Les Confins du Monde (2018) de Guillaume Nicloux

Après "Valley of Love" (2015) le réalisateur-scénariste Guillaume Nicloux explore de nouveaux horizons mais toujours avec une dimension méta-physique des sentiments exacerbés par un drame. Le cinéaste auquel on doit les bons "Le Poulpe" (1998) et "Une Affaire Privée" (2001) mais aussi les moins réussis "Le Concile de Pierre" (2006) et "Holiday" (2006), retrouve son scénariste Jérôme Beaujour après "La Religieuse" (2013)... en 1945, alors que l'Europe se libère du joug nazi, un jeune soldat français est le seul survivant d'un massacre en Indochine. Aveuglé par la vengeance, il organise un groupe militaire pour des expéditions punitives alors qu'il rencontre l'amour auprès d'une jeune prostituée viêtnamienne... Le contexte historique est difficile à suivre pour les néophytes, mais en mars 45 les japonais sont encore en Indochine française et ceux qu'on va dénommer Viêt-Minh naissent à cette période (Tout savoir ICI !) qui va mener à la Guerre d'indépendance d'Indochine puis plus tard à la guerre du Viêtnam... Le soldat Tassen est incarné par Gaspard Ulliel entre (2018) de Benoît Jacquot et "Un Peuple et son Roi" (2018) de Pierre Schoeller, son compagnon d'arme et ami est joué par Guillaume Gouix entre "Gaspard va au Mariage" (2017) de Antony Cordier et "Les Drapeaux de Papiers" (2018) de Nathan Ambrosioni. On ne présente plus l'ogre Gérard Depardieu, tandis que ce film révèle le talent indéniable de l'inconnue Lang-Khê Tran qui trouve là son premier rôle...
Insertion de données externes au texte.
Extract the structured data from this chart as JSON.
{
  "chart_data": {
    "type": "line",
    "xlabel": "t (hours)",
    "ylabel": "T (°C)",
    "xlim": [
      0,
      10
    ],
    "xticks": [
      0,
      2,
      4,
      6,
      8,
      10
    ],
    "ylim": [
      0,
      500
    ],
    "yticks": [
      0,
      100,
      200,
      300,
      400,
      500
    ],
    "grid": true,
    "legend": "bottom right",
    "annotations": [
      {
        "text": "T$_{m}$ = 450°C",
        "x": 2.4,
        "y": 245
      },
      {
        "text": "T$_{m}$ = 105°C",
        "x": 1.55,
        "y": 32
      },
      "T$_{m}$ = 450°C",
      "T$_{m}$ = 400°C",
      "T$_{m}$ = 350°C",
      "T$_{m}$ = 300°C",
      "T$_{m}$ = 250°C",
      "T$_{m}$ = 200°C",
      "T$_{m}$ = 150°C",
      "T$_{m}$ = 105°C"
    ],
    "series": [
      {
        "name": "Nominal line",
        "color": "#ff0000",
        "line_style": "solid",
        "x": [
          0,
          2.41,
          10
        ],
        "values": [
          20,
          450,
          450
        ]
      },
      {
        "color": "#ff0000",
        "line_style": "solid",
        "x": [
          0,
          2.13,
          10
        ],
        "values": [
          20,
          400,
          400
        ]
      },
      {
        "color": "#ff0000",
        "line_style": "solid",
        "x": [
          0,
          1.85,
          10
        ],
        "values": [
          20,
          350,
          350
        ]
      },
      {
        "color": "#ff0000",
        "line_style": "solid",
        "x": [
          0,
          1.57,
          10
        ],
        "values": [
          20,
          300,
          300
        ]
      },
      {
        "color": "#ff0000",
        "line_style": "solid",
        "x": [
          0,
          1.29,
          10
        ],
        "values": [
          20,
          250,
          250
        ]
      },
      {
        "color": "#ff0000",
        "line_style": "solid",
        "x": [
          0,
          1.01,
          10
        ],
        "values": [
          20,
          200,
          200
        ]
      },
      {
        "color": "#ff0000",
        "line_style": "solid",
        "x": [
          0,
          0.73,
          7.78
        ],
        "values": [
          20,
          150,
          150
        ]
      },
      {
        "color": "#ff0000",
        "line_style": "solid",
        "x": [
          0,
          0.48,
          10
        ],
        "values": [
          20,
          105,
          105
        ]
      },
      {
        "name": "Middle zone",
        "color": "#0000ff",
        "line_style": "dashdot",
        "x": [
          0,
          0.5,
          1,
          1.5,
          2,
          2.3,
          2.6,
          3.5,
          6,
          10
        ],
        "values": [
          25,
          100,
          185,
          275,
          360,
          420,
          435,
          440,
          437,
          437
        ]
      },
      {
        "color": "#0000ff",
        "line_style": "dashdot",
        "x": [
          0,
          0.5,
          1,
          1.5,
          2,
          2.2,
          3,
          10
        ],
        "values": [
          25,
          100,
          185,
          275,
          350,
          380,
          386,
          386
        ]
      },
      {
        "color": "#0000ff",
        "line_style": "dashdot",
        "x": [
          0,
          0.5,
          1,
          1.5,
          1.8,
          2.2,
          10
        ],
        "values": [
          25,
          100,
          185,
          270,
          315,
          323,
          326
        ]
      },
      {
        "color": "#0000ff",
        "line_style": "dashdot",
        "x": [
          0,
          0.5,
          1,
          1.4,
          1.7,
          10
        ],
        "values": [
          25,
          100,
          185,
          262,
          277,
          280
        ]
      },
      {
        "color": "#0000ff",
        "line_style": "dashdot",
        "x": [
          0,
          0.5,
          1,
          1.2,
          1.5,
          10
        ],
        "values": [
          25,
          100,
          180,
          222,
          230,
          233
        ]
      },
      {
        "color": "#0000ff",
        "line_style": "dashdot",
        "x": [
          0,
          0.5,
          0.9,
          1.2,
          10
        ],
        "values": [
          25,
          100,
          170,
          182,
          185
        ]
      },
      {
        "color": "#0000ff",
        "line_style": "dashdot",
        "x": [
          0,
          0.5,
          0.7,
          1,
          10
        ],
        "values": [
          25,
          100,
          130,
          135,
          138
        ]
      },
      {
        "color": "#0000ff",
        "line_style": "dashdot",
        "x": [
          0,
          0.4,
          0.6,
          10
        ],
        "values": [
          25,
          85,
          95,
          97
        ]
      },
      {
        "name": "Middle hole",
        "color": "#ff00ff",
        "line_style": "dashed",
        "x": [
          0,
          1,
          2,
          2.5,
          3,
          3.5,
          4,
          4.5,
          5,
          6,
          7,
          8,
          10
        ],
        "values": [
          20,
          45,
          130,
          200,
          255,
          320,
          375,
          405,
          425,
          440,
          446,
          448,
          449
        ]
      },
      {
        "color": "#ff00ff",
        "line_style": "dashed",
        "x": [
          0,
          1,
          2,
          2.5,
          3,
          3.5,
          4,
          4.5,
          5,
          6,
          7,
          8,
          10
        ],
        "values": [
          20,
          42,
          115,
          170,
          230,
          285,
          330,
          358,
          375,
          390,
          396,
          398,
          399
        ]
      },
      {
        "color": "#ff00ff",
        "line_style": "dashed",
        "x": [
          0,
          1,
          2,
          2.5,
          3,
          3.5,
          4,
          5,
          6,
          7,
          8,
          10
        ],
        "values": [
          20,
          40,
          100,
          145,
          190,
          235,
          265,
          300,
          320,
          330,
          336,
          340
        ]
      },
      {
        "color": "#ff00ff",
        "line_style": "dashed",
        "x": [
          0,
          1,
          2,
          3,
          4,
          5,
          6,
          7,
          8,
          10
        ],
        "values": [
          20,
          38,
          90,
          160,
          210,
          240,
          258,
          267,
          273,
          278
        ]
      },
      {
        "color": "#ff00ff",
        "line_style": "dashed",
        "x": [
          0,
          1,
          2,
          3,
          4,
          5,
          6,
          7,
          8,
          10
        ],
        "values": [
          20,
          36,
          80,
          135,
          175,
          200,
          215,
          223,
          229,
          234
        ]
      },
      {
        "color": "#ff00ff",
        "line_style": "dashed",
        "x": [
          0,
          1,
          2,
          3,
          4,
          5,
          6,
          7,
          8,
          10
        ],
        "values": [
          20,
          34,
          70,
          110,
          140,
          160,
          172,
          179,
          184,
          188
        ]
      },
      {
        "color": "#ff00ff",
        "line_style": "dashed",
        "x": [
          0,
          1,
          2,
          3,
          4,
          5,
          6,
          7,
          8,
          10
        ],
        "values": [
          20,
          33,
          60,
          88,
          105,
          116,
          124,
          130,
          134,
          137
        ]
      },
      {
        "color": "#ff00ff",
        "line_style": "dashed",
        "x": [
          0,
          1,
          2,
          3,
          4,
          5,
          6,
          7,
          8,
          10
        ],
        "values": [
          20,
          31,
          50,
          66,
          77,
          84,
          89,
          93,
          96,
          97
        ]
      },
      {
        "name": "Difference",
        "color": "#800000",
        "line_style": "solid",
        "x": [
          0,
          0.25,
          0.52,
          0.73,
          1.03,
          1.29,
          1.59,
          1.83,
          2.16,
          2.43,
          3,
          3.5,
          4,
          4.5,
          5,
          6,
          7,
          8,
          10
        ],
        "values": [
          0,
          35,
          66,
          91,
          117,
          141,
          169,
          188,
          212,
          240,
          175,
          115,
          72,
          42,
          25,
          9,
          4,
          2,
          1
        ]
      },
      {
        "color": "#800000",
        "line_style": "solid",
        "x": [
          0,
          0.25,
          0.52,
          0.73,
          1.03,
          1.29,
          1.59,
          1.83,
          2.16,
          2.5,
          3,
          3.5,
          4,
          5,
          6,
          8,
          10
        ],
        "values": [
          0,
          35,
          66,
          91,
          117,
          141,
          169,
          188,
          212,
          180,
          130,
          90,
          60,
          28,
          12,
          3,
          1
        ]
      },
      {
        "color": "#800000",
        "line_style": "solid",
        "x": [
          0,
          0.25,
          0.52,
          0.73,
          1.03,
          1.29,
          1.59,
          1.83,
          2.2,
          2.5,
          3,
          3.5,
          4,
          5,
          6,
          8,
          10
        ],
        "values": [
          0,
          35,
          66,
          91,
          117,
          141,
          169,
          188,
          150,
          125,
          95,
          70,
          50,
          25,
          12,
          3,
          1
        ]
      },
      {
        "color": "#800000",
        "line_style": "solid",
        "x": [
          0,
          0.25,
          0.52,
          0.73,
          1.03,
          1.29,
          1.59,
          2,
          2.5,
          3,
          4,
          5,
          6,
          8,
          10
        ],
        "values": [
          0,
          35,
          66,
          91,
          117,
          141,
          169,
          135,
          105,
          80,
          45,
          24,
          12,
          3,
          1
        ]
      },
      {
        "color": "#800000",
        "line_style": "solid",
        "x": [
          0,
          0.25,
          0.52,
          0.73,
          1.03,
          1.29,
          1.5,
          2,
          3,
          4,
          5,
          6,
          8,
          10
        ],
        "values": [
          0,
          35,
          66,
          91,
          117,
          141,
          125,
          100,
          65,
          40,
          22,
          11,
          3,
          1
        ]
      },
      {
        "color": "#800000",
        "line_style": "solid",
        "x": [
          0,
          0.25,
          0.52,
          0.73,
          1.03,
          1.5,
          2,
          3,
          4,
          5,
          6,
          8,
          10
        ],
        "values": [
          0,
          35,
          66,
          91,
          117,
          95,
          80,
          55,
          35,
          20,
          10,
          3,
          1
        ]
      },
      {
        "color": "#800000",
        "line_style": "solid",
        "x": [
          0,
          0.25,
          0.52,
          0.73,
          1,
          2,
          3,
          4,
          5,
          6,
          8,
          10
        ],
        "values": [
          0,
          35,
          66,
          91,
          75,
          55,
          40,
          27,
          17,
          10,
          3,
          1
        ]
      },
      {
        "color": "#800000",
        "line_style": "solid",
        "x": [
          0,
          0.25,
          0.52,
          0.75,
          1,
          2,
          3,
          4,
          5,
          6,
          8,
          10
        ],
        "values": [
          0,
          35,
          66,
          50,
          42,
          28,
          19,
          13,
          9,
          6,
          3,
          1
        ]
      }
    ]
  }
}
Les Confins du Monde (2018) de Guillaume Nicloux

Dans un sens le cinéaste forme avec ce film une sorte de trilogie composé de "Valley of Love" puis de "The End" (2016) avec comme fil conducteur le monstre Gérard Depardieu comme Nicloux l'explique : "On peut en effet imaginer que Saintonge, père de substitution de Tassen (Gaspard Ulliel), est aussi le Depardieu qui a perdu son fils dans "Valley of Love" et tisse un lien avec l'homme perdu dans la forêt de "The End". On peut aussi pousser la comparaison en imaginant que la résurrection de Gaspard Ulliel émergeant de la fosse au début du film fait suite au suicide de Depardieu à la fin de "The End"... Sauf qu'ici Depardieu joue le rôle de catalyseur, celui du personnage qui insuffle le questionnement, l'ambiguïté et une certaine forme d'apaisement. Il propose une solution métaphysique à laquelle Tassen a du mal à adhérer. Comme s'il s'interdisait tout compromis, en plaçant l'amour et la vengeance sur le même plan il se force à choisir, malheureusement choisir c'est aussi renoncer..."... Malgré le contexte historique le film n'est pas un film de guerre à proprement parlé, et encore moins un film sur le colonianisme. Il s'agit avant tout une quête initiatique et existentielle entre une vengeance destructrice et une passion qui l'est tout autant. Le soldat Tassen est en quelque sorte un mort en sursis, qui n'a plus d'autre raison de vivre que d'assouvir sa vengeance, tandis qu'il ne peut accepter un amour n'entre pas forcément dans les cases.

Les Confins du Monde (2018) de Guillaume Nicloux

Tassen est psychologiquement instable et les affres de la guerre ne sont pas là pour arranger les choses avec la terreur et le sacrifice qui mène systématiquement aux horreurs inhérentes à la guerre (torture, décapitation etc... sont des faits avérés à cette période en Indochine). Nicloux confirme deux inspirations, "La 317ème Section" (1965) de Pierre Schoendoerffer et "Apocalypse Now" (1979) de Francis Ford Coppola, deux films dont les références sont judicieusement digérées et replacées dans ce récit sur un homme qui se perd littéralement dans la jungle, comme un gourou qui accepte sa condition de futur martyr. Gaspard Ulliel prête son animalité à ce personnage qui semble pourtant tout à fait conscient de sa folie ce qui le rend d'autant plus intéressant. Par contre, outre le meilleur ami et la prostituée, on peut se demander à quoi sert véritablement le personnage joué par Depardieu qui ne sert pas franchement le scénario, il reste sans doute la justification de Nicloux au lien intangible qui lie l'acteur aux deux films précédents comme expliqué plus haut... La toute fin est un peu terre à terre, un peu facile à contrario d'un film qui se veut pourtant plus subtil et métaphysique. Néanmoins, le film est à la lisière des genres avec une petite histoire dans la grande à la fois charnel et psychologiquement viscéral.